On Friday night Prime Minister Benjamin Netanyahu once again proved himself to be an excellent elucidator, this time in the service of the Palestinians: He demonstrated to the world, better than even Mahmoud Abbas, why they had no recourse but to appeal to the United Nations. If there is one clear take-home message from his Hezekiah and Isaiah speech, it is this: The Palestinians (and the world ) can no longer expect anything from Israel. Nothing.

Netanyahu was particularly persuasive when he explained that a Palestinian state would endanger Israel - narrow waist, just hundreds of meters from Israeli cities, thousands of rockets - one giant blah-blah that willfully ignores the possibility of peace. A Palestinian state, perhaps, but absolutely not in our time, and not in our school of thought.

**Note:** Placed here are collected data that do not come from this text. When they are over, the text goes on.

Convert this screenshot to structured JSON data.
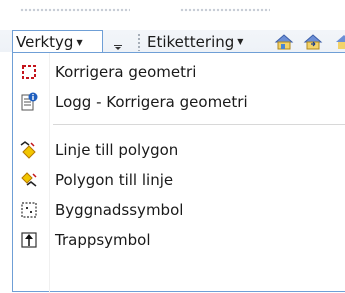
{
  "toolbar": {
    "verktyg_label": "Verktyg",
    "etikettering_label": "Etikettering",
    "verktyg_caret": "▼",
    "etikettering_caret": "▼",
    "overflow_glyph": "▾"
  },
  "menu": {
    "items": [
      {
        "label": "Korrigera geometri",
        "icon": "correct-geometry-icon"
      },
      {
        "label": "Logg - Korrigera geometri",
        "icon": "log-icon"
      },
      {
        "label": "Linje till polygon",
        "icon": "line-to-polygon-icon"
      },
      {
        "label": "Polygon till linje",
        "icon": "polygon-to-line-icon"
      },
      {
        "label": "Byggnadssymbol",
        "icon": "building-symbol-icon"
      },
      {
        "label": "Trappsymbol",
        "icon": "stair-symbol-icon"
      }
    ]
  },
  "colors": {
    "menu_border": "#6f9fd6",
    "correct_geometry_red": "#c4141b",
    "log_blue": "#1f5fbf",
    "yellow": "#f2c600"
  }
}
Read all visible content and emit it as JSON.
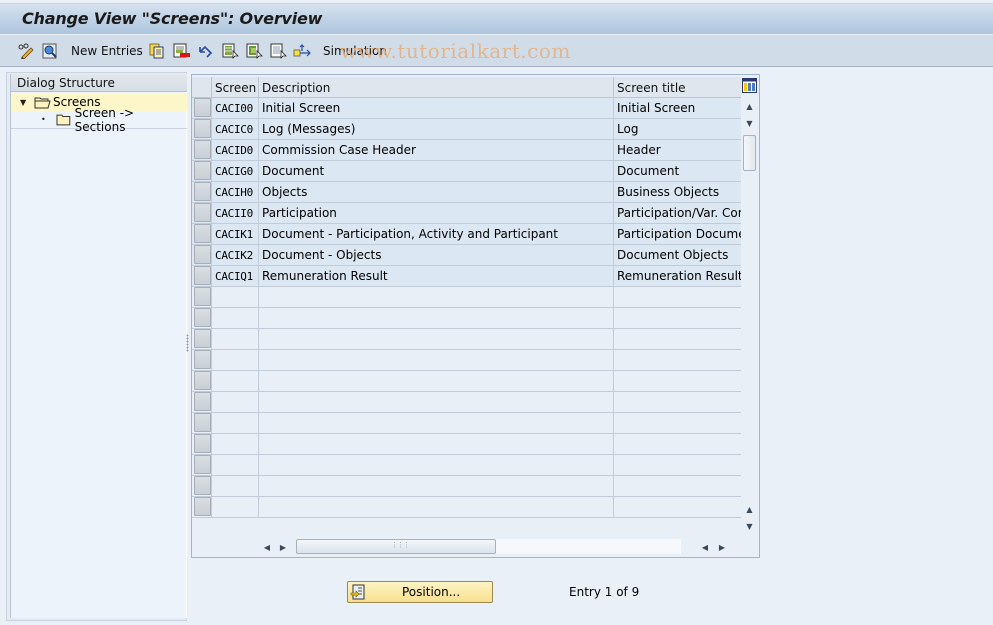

Our school of thought seemed especially deluded Friday night. Every decent Israeli must be ashamed of their prime minister, who stands before the world and tries to sell it the same old shopworn, even rotten goods that are long past their expiration date, expounding on ancient, irrelevant chapters of history and attempting to market cheap sentimentality like a beggar who exposes his wounds, both real and imaginary, to passersby. And the beggar is in fact a regional power.

Netanyahu, peddler of emotions, did not shrink from or forget anything, save reality. Abraham the patriarch, Hezekiah, Isaiah, pogroms, the Holocaust, 9/11, the children, the grandchildren and, of course, Gilad Shalit - all fodder for the tear wringer that assuredly didn't bring forth a single tear anywhere on the planet, with the possible exception of a few Jewish nursing homes in Boca Raton, Florida. There, perhaps, people were still moved by this kitschy death speech.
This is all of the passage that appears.